Je marchais seul dans les bois. Le soleil, cet après-midi-là, était ardent. Seul entre les chaos de grès qui évoquent des créatures médiévales. Rares sont les fois où l'on croise en effet un promeneur. On pose seulement ses pas sur ceux de Senancour. On entend à peine les craquements des branches sous les semelles et le sable gris qui s'enfonce sous la chaussure comme du coton. Cinq ans en arrière, j'étais interrogé lors de la leçon des oraux de l'agrégation sur le fameux passage de l'excursion de Frédéric Moreau et Rosanette dans la forêt de Fontainebleau pour fuir l'agitation parisienne et les révolutions avortées. J'ignorais à l'époque que le destin, c'est-à-dire les mutations de l'Education Nationale, m'y porterait un jour. J'avais pour ouverture, je m'en souviens, une phrase de la correspondance de Flaubert à Georges Sand dans laquelle il exprimait les difficultés d'écriture de ce chapitre par l'envie de se pendre à l'un des arbres de cette maudite forêt.

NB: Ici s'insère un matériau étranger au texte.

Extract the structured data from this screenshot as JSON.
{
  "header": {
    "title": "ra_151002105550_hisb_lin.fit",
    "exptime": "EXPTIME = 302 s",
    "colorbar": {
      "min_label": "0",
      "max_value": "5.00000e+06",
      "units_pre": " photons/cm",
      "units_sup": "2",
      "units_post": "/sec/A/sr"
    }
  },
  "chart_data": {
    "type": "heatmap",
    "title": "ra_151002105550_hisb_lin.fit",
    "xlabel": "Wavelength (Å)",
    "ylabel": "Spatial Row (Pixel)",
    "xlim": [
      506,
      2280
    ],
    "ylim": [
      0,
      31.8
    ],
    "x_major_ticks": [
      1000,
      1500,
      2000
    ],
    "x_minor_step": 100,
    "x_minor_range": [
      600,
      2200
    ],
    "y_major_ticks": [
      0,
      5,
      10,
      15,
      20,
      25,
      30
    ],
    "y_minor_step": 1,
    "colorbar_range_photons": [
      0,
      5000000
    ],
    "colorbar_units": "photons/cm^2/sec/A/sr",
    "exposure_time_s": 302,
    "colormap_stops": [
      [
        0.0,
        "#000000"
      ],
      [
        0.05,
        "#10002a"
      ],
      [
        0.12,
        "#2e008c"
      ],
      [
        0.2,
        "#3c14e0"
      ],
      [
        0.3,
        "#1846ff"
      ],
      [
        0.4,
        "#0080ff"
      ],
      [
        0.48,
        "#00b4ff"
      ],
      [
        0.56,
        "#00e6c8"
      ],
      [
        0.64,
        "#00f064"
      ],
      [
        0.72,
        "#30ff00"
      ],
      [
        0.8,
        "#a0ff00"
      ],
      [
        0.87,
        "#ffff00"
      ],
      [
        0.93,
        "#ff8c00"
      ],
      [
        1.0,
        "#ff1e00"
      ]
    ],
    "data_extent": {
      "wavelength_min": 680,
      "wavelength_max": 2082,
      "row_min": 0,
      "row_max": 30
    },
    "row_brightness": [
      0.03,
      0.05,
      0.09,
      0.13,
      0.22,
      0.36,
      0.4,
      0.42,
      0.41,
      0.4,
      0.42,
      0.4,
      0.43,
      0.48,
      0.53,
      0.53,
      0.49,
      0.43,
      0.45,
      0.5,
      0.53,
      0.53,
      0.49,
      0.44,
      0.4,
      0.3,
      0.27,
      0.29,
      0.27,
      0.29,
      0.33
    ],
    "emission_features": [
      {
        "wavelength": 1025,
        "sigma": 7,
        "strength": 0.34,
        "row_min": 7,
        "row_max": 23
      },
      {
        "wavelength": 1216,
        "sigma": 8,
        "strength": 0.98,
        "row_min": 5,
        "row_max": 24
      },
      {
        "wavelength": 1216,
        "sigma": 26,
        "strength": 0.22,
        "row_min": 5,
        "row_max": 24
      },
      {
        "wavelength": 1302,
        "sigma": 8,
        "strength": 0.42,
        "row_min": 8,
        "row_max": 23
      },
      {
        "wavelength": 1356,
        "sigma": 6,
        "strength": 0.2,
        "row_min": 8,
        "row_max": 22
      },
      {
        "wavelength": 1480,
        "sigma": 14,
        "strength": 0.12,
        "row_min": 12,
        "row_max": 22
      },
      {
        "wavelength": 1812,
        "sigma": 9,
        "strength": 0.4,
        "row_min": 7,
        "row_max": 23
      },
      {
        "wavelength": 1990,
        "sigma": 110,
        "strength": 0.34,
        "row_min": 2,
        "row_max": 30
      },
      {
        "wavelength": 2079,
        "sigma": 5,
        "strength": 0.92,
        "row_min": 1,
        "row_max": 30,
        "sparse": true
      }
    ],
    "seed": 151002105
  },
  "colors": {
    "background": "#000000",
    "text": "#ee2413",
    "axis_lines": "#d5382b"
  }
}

Sand ne connaissait que trop bien le décor. C'est elle qui avait suggéré des itinéraires au vieux troubadour, comme elle l'appelait, qui lui avait conseillé aussi de découvrir les sables du Cul du chien. Les tropiques dans le bassin parisien. Vingt ans plus tôt, elle s'y était rendue avec Musset, au tout début de leur histoire. Ces moments fragiles et immenses où quelque chose "prend."
"Tu sauras que la femme que j'aime est celles des roches de Franchart" écrit le poète à celle qu'il sent lui échapper, après Venise bien sûr, et les premiers ébranlements de leur couple.
Je me porte à mon tour jusqu'aux éperons rocheux qui surplombent la forêt, et me pose au soleil comme le ferait un lézard. J'ai sous les bras Les Confession d'un enfant du siècle. Musset réécrit cet instant de grâce où des cœurs se sont dénudés. Il le scelle, le grave dans la pierre, comme on écorcherait un tronc d'arbre pour ne pas oublier, pour sublimer en quelque sorte. Ce à quoi sert la littérature.
"Lorsque, par un beau clair de lune, nous traversions lentement la forêt, nous nous sentions pris tous les deux d'une mélancolie profonde. Brigitte me regardait avec pitié; nous allions nous asseoir sur une roche qui dominait une gorge déserte."
Quand Musset découvre ce territoire étrange si près et si loin de Paris, il a vingt-deux ans. On est en 1833. Il est amoureux. Subit les premiers désordres de son esprit. Les hallucinations se font un peu ressentir. Dans moins de dix ans, il aura cessé d'écrire, et l'alcool l'aura tout à fait emporté dans ses limbes. Mais à Fontainebleau, il aime. Il y passe tout l'été, au terme duquel il entreprendra son drame romantique: Lorenzaccio, inspiré par les idées et les premières tentatives de Georges Sand. Il lit avec attention Une Conspiration en 1537, qu'elle a écrit et qu'elle soumet à son avis, étudie, découvre, redécouvre émerveillé cette Renaissance toscane, les Médicis, Raphaël, Michel-Ange, Cellini. Et les étendues de Fontainebleau se confondent aux vallons de Florence. A la fin de l'automne, le texte est terminé.
Alors moi-même sur ces roches au-dessus du vide, je rêvais aussi des crêtes siennoises. Des fresques délavées, des cuivres vert-de-gris, de l'Arno et des incandescences du soleil la nuit tombée entre Pise et Volterra. Une jeune femme, bien sûr, était la cause de ces échappées de l'âme. Je lisais, sous ses recommandations, Léonard et Machiavel de Patrick Boucheron. Et parmi les hêtres, les pins et les châtaigniers, comme Musset au fond, j'imagine, j'apercevais par surimpression quelque chose des grotesques de Vasari ou des brouillons de la Bataille d'Anghieri.
Je me retirais enfin, après avoir longuement cuit à la lumière, animé par l'espoir de retourner ici, de toute urgence cela va de soi, avec l'inspiratrice de ces digressions toscanes.